– Вас можно поздравить с успешным выполнением плана, – пожал девушке руку генерал.
– Я здесь ни при чем. Все рассчитал Сергей Владимирович, а сделали – они! – И девушка махнула рукой в сторону матросов и солдат. – Они все очень старались.
– Для себя, барышня, работали! – вполголоса ответил за всех Блохин.
– И на других фортах солдаты работают для себя, однако далеко не везде так хорошо, как здесь. Я давно говорил Стесселю, что к каждому форту, батарее и укреплению надо заранее прикрепить определенные части и им же поручить их оборудование. Тогда все будут кровно заинтересованы в своей работе и выиграет вся крепость в целом. Литера Б, Залитерная и этот пункт прекрасно подтверждают мою мысль. Когда думаете закончить постройку? – обернулся генерал к Звонареву.
– Дней через десять будет готово, ваше превосходительство.
Поблагодарив еще раз Варю, Кондратенко велел подать себе лошадь.
– Завтра же прикажите от моего имени саперам привести дороги сюда в полный порядок.
После этого Кондратенко уехал, оставив Звонарева на батарее.
– Видите, как хорошо все вышло! – обернулась Варя к солдатам. – Сам Кондратенко похвалил работу! – обратилась она к Звонареву.
– Нам бы, барышня, в награду выдали по полбутылочки водки, – отозвался Блохин, – все веселее на сердце станет, как выпьешь.
– Что-то я тебя, Блохин, особенно грустным и не видела. Хорошая работа тоже веселит сердце.
– Так-то оно так, но малость выпить все же не мешает!

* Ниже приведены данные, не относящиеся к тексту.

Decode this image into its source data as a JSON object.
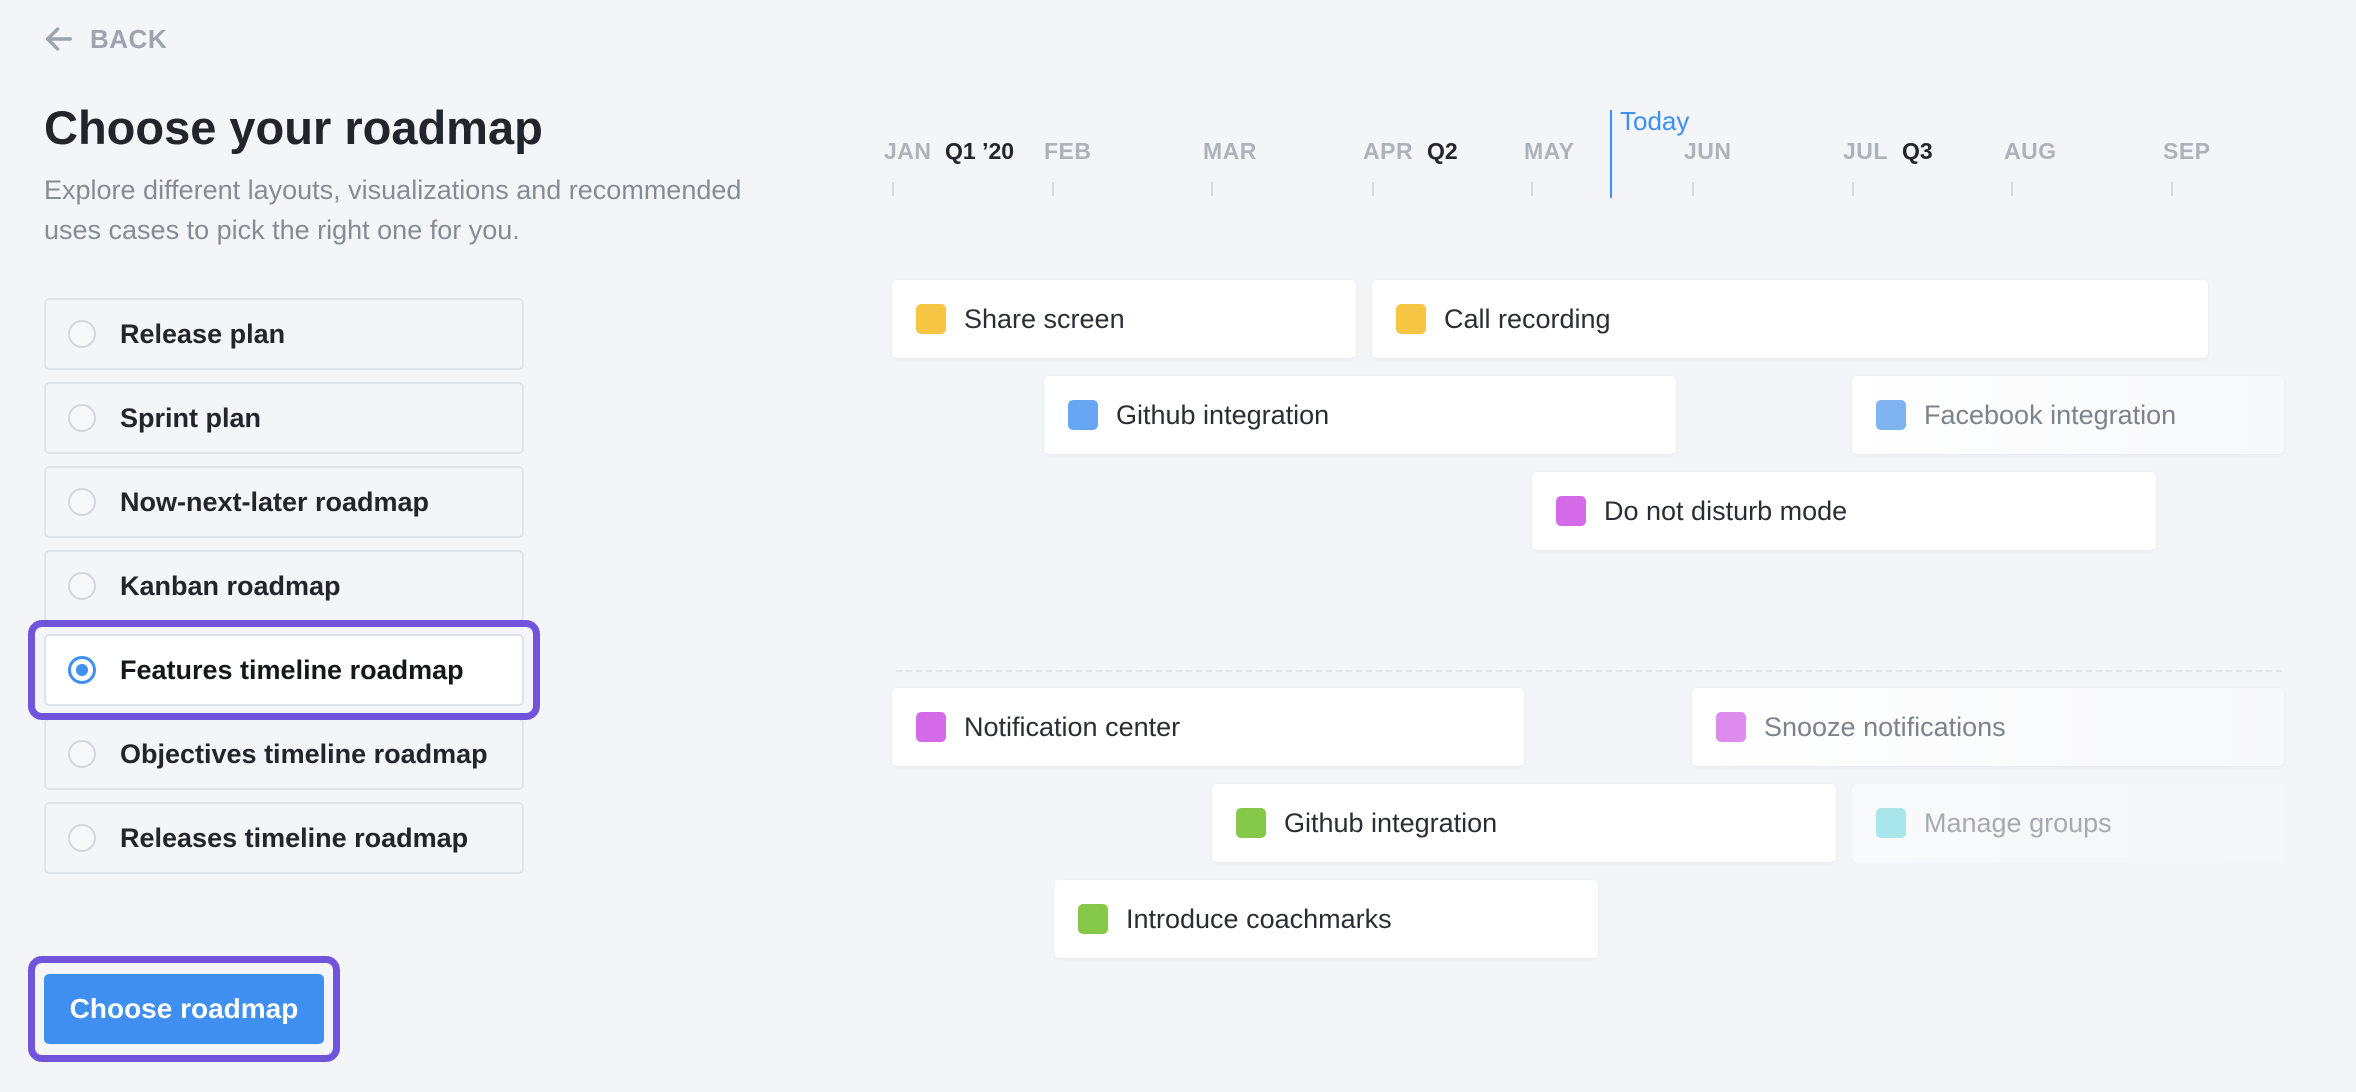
{
  "back": {
    "label": "BACK"
  },
  "header": {
    "title": "Choose your roadmap",
    "subtitle": "Explore different layouts, visualizations and recommended uses cases to pick the right one for you."
  },
  "options": [
    {
      "label": "Release plan",
      "selected": false
    },
    {
      "label": "Sprint plan",
      "selected": false
    },
    {
      "label": "Now-next-later roadmap",
      "selected": false
    },
    {
      "label": "Kanban roadmap",
      "selected": false
    },
    {
      "label": "Features timeline roadmap",
      "selected": true
    },
    {
      "label": "Objectives timeline roadmap",
      "selected": false
    },
    {
      "label": "Releases timeline roadmap",
      "selected": false
    }
  ],
  "cta": {
    "label": "Choose roadmap"
  },
  "timeline": {
    "months": [
      "JAN",
      "FEB",
      "MAR",
      "APR",
      "MAY",
      "JUN",
      "JUL",
      "AUG",
      "SEP"
    ],
    "quarters": [
      "Q1 ’20",
      "Q2",
      "Q3"
    ],
    "today_label": "Today",
    "bars": [
      {
        "label": "Share screen",
        "color": "#f7c544"
      },
      {
        "label": "Call recording",
        "color": "#f7c544"
      },
      {
        "label": "Github integration",
        "color": "#66a6f2"
      },
      {
        "label": "Facebook integration",
        "color": "#7fb3f2"
      },
      {
        "label": "Do not disturb mode",
        "color": "#d46ae8"
      },
      {
        "label": "Notification center",
        "color": "#d46ae8"
      },
      {
        "label": "Snooze notifications",
        "color": "#dd8bec"
      },
      {
        "label": "Github integration",
        "color": "#86c94a"
      },
      {
        "label": "Manage groups",
        "color": "#a8e6ec"
      },
      {
        "label": "Introduce coachmarks",
        "color": "#86c94a"
      }
    ]
  }
}
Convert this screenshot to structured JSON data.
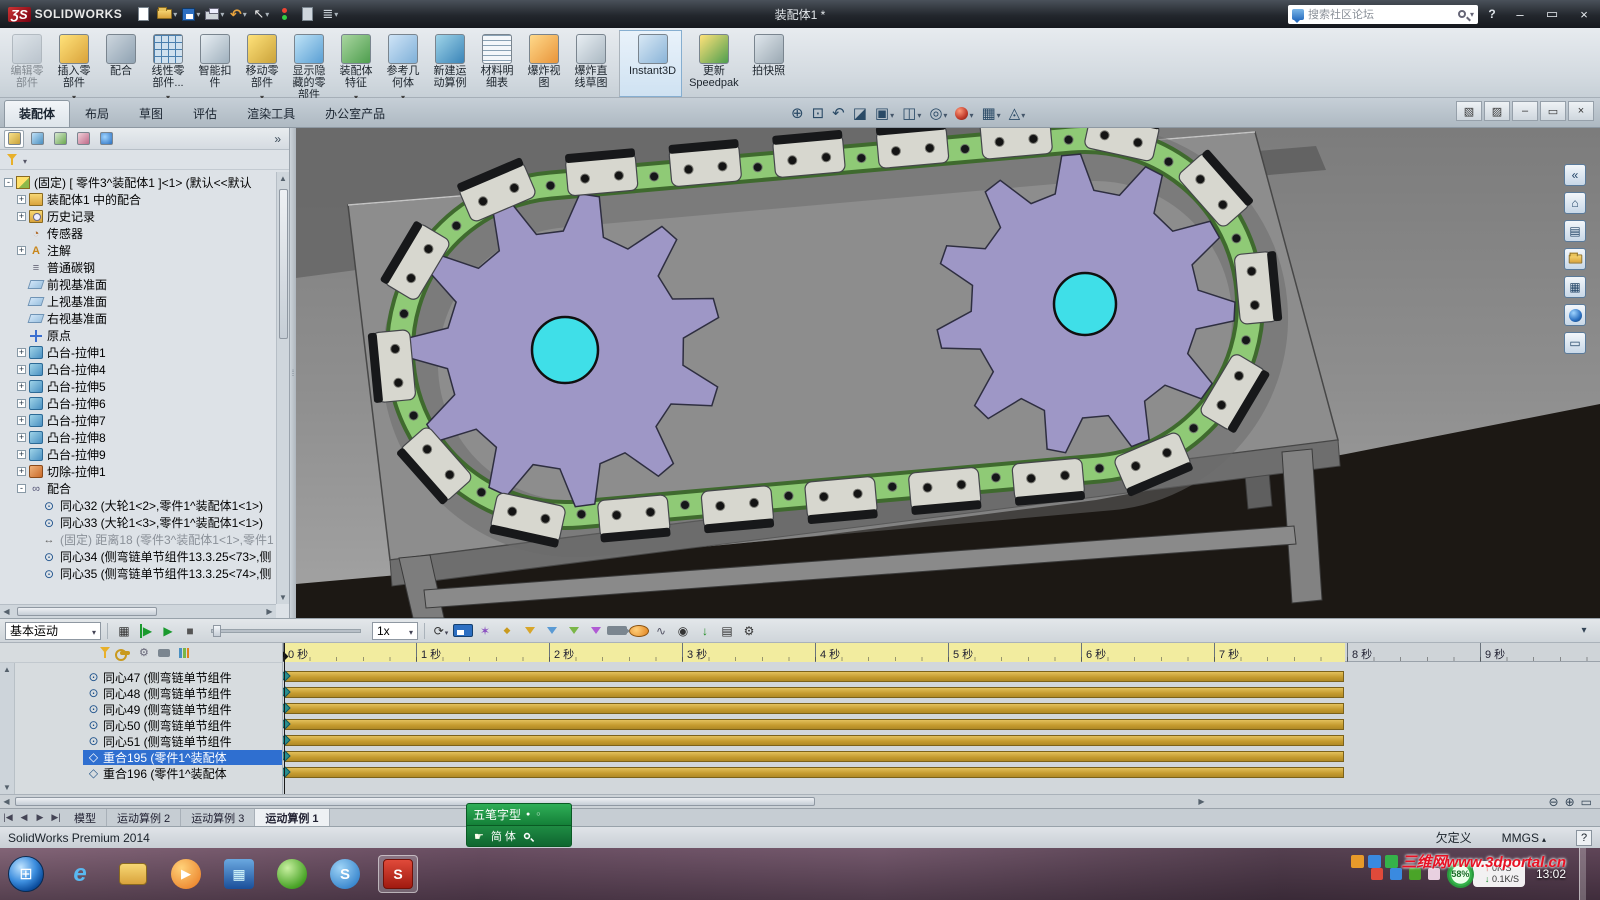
{
  "titlebar": {
    "logo_mark": "ƷS",
    "logo_text": "SOLIDWORKS",
    "doc_title": "装配体1 *",
    "search_placeholder": "搜索社区论坛",
    "help": "?",
    "window_controls": {
      "min": "–",
      "restore": "▭",
      "close": "×"
    }
  },
  "ribbon": {
    "buttons": [
      {
        "name": "edit-component-button",
        "label": "编辑零\n部件",
        "icon": "edit",
        "disabled": true
      },
      {
        "name": "insert-component-button",
        "label": "插入零\n部件",
        "icon": "insert",
        "arrow": true
      },
      {
        "name": "mate-button",
        "label": "配合",
        "icon": "mate"
      },
      {
        "name": "linear-component-pattern-button",
        "label": "线性零\n部件...",
        "icon": "pattern",
        "arrow": true
      },
      {
        "name": "smart-fasteners-button",
        "label": "智能扣\n件",
        "icon": "fastener"
      },
      {
        "name": "move-component-button",
        "label": "移动零\n部件",
        "icon": "move",
        "arrow": true
      },
      {
        "name": "show-hidden-components-button",
        "label": "显示隐\n藏的零\n部件",
        "icon": "showhide"
      },
      {
        "name": "assembly-features-button",
        "label": "装配体\n特征",
        "icon": "asmfeat",
        "arrow": true
      },
      {
        "name": "reference-geometry-button",
        "label": "参考几\n何体",
        "icon": "refgeo",
        "arrow": true
      },
      {
        "name": "new-motion-study-button",
        "label": "新建运\n动算例",
        "icon": "motion"
      },
      {
        "name": "bill-of-materials-button",
        "label": "材料明\n细表",
        "icon": "bom"
      },
      {
        "name": "exploded-view-button",
        "label": "爆炸视\n图",
        "icon": "explode"
      },
      {
        "name": "explode-line-sketch-button",
        "label": "爆炸直\n线草图",
        "icon": "explodeline"
      },
      {
        "name": "instant3d-button",
        "label": "Instant3D",
        "icon": "instant3d",
        "active": true,
        "sep": true
      },
      {
        "name": "update-speedpak-button",
        "label": "更新\nSpeedpak",
        "icon": "speedpak"
      },
      {
        "name": "take-snapshot-button",
        "label": "拍快照",
        "icon": "snapshot"
      }
    ],
    "tabs": [
      {
        "name": "tab-assembly",
        "label": "装配体",
        "active": true
      },
      {
        "name": "tab-layout",
        "label": "布局"
      },
      {
        "name": "tab-sketch",
        "label": "草图"
      },
      {
        "name": "tab-evaluate",
        "label": "评估"
      },
      {
        "name": "tab-render-tools",
        "label": "渲染工具"
      },
      {
        "name": "tab-office-products",
        "label": "办公室产品"
      }
    ]
  },
  "hud": {
    "icons": [
      {
        "name": "zoom-fit-icon",
        "glyph": "⊕"
      },
      {
        "name": "zoom-area-icon",
        "glyph": "⊡"
      },
      {
        "name": "previous-view-icon",
        "glyph": "↶"
      },
      {
        "name": "section-view-icon",
        "glyph": "◪"
      },
      {
        "name": "view-orientation-icon",
        "glyph": "▣",
        "arrow": true
      },
      {
        "name": "display-style-icon",
        "glyph": "◫",
        "arrow": true
      },
      {
        "name": "hide-show-items-icon",
        "glyph": "◎",
        "arrow": true
      },
      {
        "name": "edit-appearance-icon",
        "cls": "ball",
        "arrow": true
      },
      {
        "name": "apply-scene-icon",
        "glyph": "▦",
        "arrow": true
      },
      {
        "name": "view-settings-icon",
        "glyph": "◬",
        "arrow": true
      }
    ]
  },
  "fpanel": {
    "chevron": "»",
    "tree": [
      {
        "name": "tree-root-part",
        "level": 0,
        "expand": "-",
        "icon": "part",
        "label": "(固定) [ 零件3^装配体1 ]<1> (默认<<默认"
      },
      {
        "name": "tree-mates-in-assembly",
        "level": 1,
        "expand": "+",
        "icon": "matefolder",
        "label": "装配体1 中的配合"
      },
      {
        "name": "tree-history",
        "level": 1,
        "expand": "+",
        "icon": "history",
        "label": "历史记录"
      },
      {
        "name": "tree-sensors",
        "level": 1,
        "expand": "",
        "icon": "sensor",
        "label": "传感器"
      },
      {
        "name": "tree-annotations",
        "level": 1,
        "expand": "+",
        "icon": "note",
        "label": "注解"
      },
      {
        "name": "tree-material",
        "level": 1,
        "expand": "",
        "icon": "material",
        "label": "普通碳钢"
      },
      {
        "name": "tree-front-plane",
        "level": 1,
        "expand": "",
        "icon": "plane",
        "label": "前视基准面"
      },
      {
        "name": "tree-top-plane",
        "level": 1,
        "expand": "",
        "icon": "plane",
        "label": "上视基准面"
      },
      {
        "name": "tree-right-plane",
        "level": 1,
        "expand": "",
        "icon": "plane",
        "label": "右视基准面"
      },
      {
        "name": "tree-origin",
        "level": 1,
        "expand": "",
        "icon": "origin",
        "label": "原点"
      },
      {
        "name": "tree-boss-extrude1",
        "level": 1,
        "expand": "+",
        "icon": "extrude",
        "label": "凸台-拉伸1"
      },
      {
        "name": "tree-boss-extrude4",
        "level": 1,
        "expand": "+",
        "icon": "extrude",
        "label": "凸台-拉伸4"
      },
      {
        "name": "tree-boss-extrude5",
        "level": 1,
        "expand": "+",
        "icon": "extrude",
        "label": "凸台-拉伸5"
      },
      {
        "name": "tree-boss-extrude6",
        "level": 1,
        "expand": "+",
        "icon": "extrude",
        "label": "凸台-拉伸6"
      },
      {
        "name": "tree-boss-extrude7",
        "level": 1,
        "expand": "+",
        "icon": "extrude",
        "label": "凸台-拉伸7"
      },
      {
        "name": "tree-boss-extrude8",
        "level": 1,
        "expand": "+",
        "icon": "extrude",
        "label": "凸台-拉伸8"
      },
      {
        "name": "tree-boss-extrude9",
        "level": 1,
        "expand": "+",
        "icon": "extrude",
        "label": "凸台-拉伸9"
      },
      {
        "name": "tree-cut-extrude1",
        "level": 1,
        "expand": "+",
        "icon": "cut",
        "label": "切除-拉伸1"
      },
      {
        "name": "tree-mates-folder",
        "level": 1,
        "expand": "-",
        "icon": "mates",
        "label": "配合"
      },
      {
        "name": "tree-mate-concentric32",
        "level": 2,
        "expand": "",
        "icon": "concentric",
        "label": "同心32 (大轮1<2>,零件1^装配体1<1>)"
      },
      {
        "name": "tree-mate-concentric33",
        "level": 2,
        "expand": "",
        "icon": "concentric",
        "label": "同心33 (大轮1<3>,零件1^装配体1<1>)"
      },
      {
        "name": "tree-mate-distance18",
        "level": 2,
        "expand": "",
        "icon": "distance",
        "label": "(固定) 距离18 (零件3^装配体1<1>,零件1",
        "muted": true
      },
      {
        "name": "tree-mate-concentric34",
        "level": 2,
        "expand": "",
        "icon": "concentric",
        "label": "同心34 (侧弯链单节组件13.3.25<73>,侧"
      },
      {
        "name": "tree-mate-concentric35",
        "level": 2,
        "expand": "",
        "icon": "concentric",
        "label": "同心35 (侧弯链单节组件13.3.25<74>,侧"
      }
    ]
  },
  "motion": {
    "study_type": "基本运动",
    "speed": "1x",
    "transport": [
      {
        "name": "calculate-icon",
        "glyph": "▦"
      },
      {
        "name": "play-from-start-icon",
        "glyph": "▶",
        "cls": "fromstart"
      },
      {
        "name": "play-icon",
        "glyph": "▶",
        "cls": "play"
      },
      {
        "name": "stop-icon",
        "glyph": "■",
        "cls": "stop"
      }
    ],
    "tools": [
      {
        "name": "playback-mode-icon",
        "glyph": "⟳",
        "arrow": true
      },
      {
        "name": "save-animation-icon",
        "cls": "floppy"
      },
      {
        "name": "animation-wizard-icon",
        "glyph": "✶",
        "cls": "wiz"
      },
      {
        "name": "auto-key-icon",
        "glyph": "◆",
        "cls": "key"
      },
      {
        "name": "filter-none-icon",
        "cls": "funnel",
        "shape": true
      },
      {
        "name": "filter-animated-icon",
        "cls": "funnel2",
        "shape": true
      },
      {
        "name": "filter-driving-icon",
        "cls": "funnel3",
        "shape": true
      },
      {
        "name": "filter-selected-icon",
        "cls": "funnel4",
        "shape": true
      },
      {
        "name": "camera-icon",
        "cls": "cam"
      },
      {
        "name": "motor-icon",
        "cls": "motor"
      },
      {
        "name": "spring-icon",
        "glyph": "∿",
        "cls": "spring"
      },
      {
        "name": "contact-icon",
        "glyph": "◉"
      },
      {
        "name": "gravity-icon",
        "glyph": "↓",
        "cls": "grav"
      },
      {
        "name": "results-icon",
        "glyph": "▤"
      },
      {
        "name": "motion-properties-icon",
        "glyph": "⚙"
      }
    ],
    "collapse": "▾",
    "ruler": [
      "0 秒",
      "1 秒",
      "2 秒",
      "3 秒",
      "4 秒",
      "5 秒",
      "6 秒",
      "7 秒",
      "8 秒",
      "9 秒"
    ],
    "rows": [
      {
        "icon": "concentric",
        "label": "同心47 (侧弯链单节组件"
      },
      {
        "icon": "concentric",
        "label": "同心48 (侧弯链单节组件"
      },
      {
        "icon": "concentric",
        "label": "同心49 (侧弯链单节组件"
      },
      {
        "icon": "concentric",
        "label": "同心50 (侧弯链单节组件"
      },
      {
        "icon": "concentric",
        "label": "同心51 (侧弯链单节组件"
      },
      {
        "icon": "coincident",
        "label": "重合195 (零件1^装配体",
        "selected": true
      },
      {
        "icon": "coincident",
        "label": "重合196 (零件1^装配体"
      }
    ]
  },
  "studytabs": {
    "nav": [
      "|◀",
      "◀",
      "▶",
      "▶|"
    ],
    "tabs": [
      {
        "name": "tab-model",
        "label": "模型"
      },
      {
        "name": "tab-motion-study-2",
        "label": "运动算例 2"
      },
      {
        "name": "tab-motion-study-3",
        "label": "运动算例 3"
      },
      {
        "name": "tab-motion-study-1",
        "label": "运动算例 1",
        "active": true
      }
    ]
  },
  "statusbar": {
    "product": "SolidWorks Premium 2014",
    "state": "欠定义",
    "units": "MMGS",
    "help": "?"
  },
  "taskbar": {
    "apps": [
      {
        "name": "internet-explorer-icon",
        "glyph": "e",
        "cls": "ie"
      },
      {
        "name": "windows-explorer-icon",
        "cls": "folder"
      },
      {
        "name": "media-player-icon",
        "glyph": "▶",
        "cls": "wmp"
      },
      {
        "name": "blue-app-icon",
        "glyph": "▦",
        "cls": "blueapp"
      },
      {
        "name": "browser-360-icon",
        "cls": "green"
      },
      {
        "name": "solidworks-launcher-icon",
        "glyph": "S",
        "cls": "sblue"
      },
      {
        "name": "solidworks-running-icon",
        "glyph": "S",
        "cls": "sw",
        "active": true
      }
    ],
    "net_up": "0K/S",
    "net_down": "0.1K/S",
    "battery": "58%",
    "clock": "13:02"
  },
  "watermark": {
    "text": "三维网www.3dportal.cn"
  },
  "ime": {
    "name": "五笔字型",
    "dots": "● ○",
    "mode": "简 体"
  },
  "scene": {
    "chain_green": "#8fca76",
    "chain_dark": "#3f6a2e",
    "sprocket_purple": "#9e97c6",
    "sprocket_edge": "#2e2e40",
    "hub_cyan": "#3fdfe8",
    "plate_gray": "#d7d7cf",
    "plate_cap": "#17181a",
    "bar_gold": "#c49a2e",
    "bar_light": "#e3c05c",
    "selection_blue": "#2f6fd0"
  }
}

– Спрошу у начальства, как оно велит.
Вслед за Кондратенко двинулась и Варя. Звонарев последовал за ней. В темноте приходилось ехать шагом, чтобы не покалечить лошадей на разбитой дороге.
– Я удивляюсь, Варя, вашему умению обращаться с солдатами. Вы не только не стесняетесь сами, но не стесняете и их своим присутствием.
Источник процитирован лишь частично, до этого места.